Die Regionalbahnen stehen unter zunehmendem Druck, da die Regionalregierungen dringende Maßnahmen wegen steigender Bahnpreise fordern und vor möglichen Zugstörungen warnen. Das Problem geht auf ein jüngstes Urteil des Europäischen Gerichtshofs zurück, das frühere Beschränkungen der Bahnpreise ungültig machte und zu erhöhten Kosten für regionale Bahnbetreiber führte.
Der Streit dreht sich um die sogenannten Gleisgebühren, die die regionalen Eisenbahngesellschaften an DB InfraGO und DB RegioNetz Infrastruktur für die Nutzung der Schienen zahlen. Bis vor kurzem waren die Erhöhungen dieser Gebühren begrenzt, wobei die Belastung hauptsächlich auf Fern- und Frachtdienste fiel. Der Europäische Gerichtshof entschied jedoch, dass diese Obergrenze rechtswidrig war, was die Bundesnetzagentur dazu veranlasste, im Juli bekannt zu geben, dass die Gleisgebühren für regionale Betreiber im Jahr 2026 um neun Prozent steigen würden, was zu einem Gesamtanstieg von 400 Millionen Euro führt.
Diese Entscheidung hat die regionalen Eisenbahnanbieter zusätzlich finanziell belastet, die argumentieren, dass die Verantwortung für die Infrastrukturkosten nicht auf die lokalen Regierungen und die Fahrgäste fallen sollte. Im Mittelpunkt der Kontroverse steht laut dem Deutschen Eisenbahnverband das Versagen der Bundesregierung, das Gleispreissystem zu reformieren. Der Verband beschuldigte die Regierung, ihre Pflicht zu vernachlässigen, das Problem anzugehen, wodurch die regionalen Betreiber für plötzliche Kostensteigerungen anfällig werden.
Die Saarland-Verkehrsministerin Petra Berg betonte, dass die Bundesregierung die zusätzlichen Kosten vollständig decken, die regionale Finanzierung nach Bedarf anpassen und dauerhafte Reformen des Gleispreissystems durchführen müsse.
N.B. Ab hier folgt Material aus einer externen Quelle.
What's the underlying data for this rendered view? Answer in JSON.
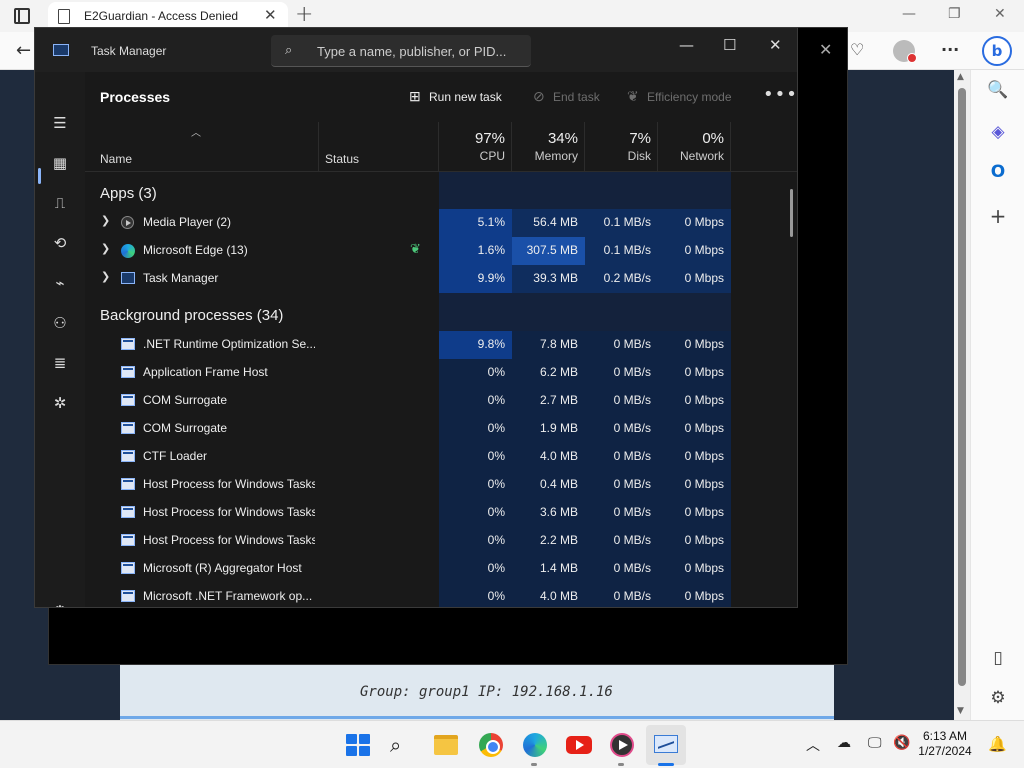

Sie warnte, dass das Nicht handeln zu einer Situation führen könnte, in der Passagiere Deutschland-Tickets besitzen, aber keine Züge fahren, ein Szenario, das sie als absurd und inakzeptabel bezeichnete.
Diese Pläne zielen darauf ab, sicherzustellen, dass die Kosten für die Instandhaltung und Erweiterung der Eisenbahninfrastruktur fair verteilt werden, anstatt unverhältnismäßig von lokalen Behörden und Reisenden getragen zu werden. Berg betonte, dass die Bundesregierung die Verantwortung für ihre Infrastrukturinvestitionen übernehmen und vermeiden muss, die Belastung auf Staatshaushalte oder öffentliche Verkehrsnutzer zu verlagern.
Da der Klimawandel zu häufigeren extremen Wetterbedingungen beiträgt, ist die Zuverlässigkeit der Bahndienste zunehmend prekär geworden, was die Bemühungen um eine gleichbleibende Servicequalität weiter erschwert.
In den kommenden Tagen wird sich zeigen, wie schnell die Regierung handeln kann, um das regionale Eisenbahnnetz zu stabilisieren und das Vertrauen sowohl der Bahnbetreiber als auch der Fahrgäste wiederherzustellen.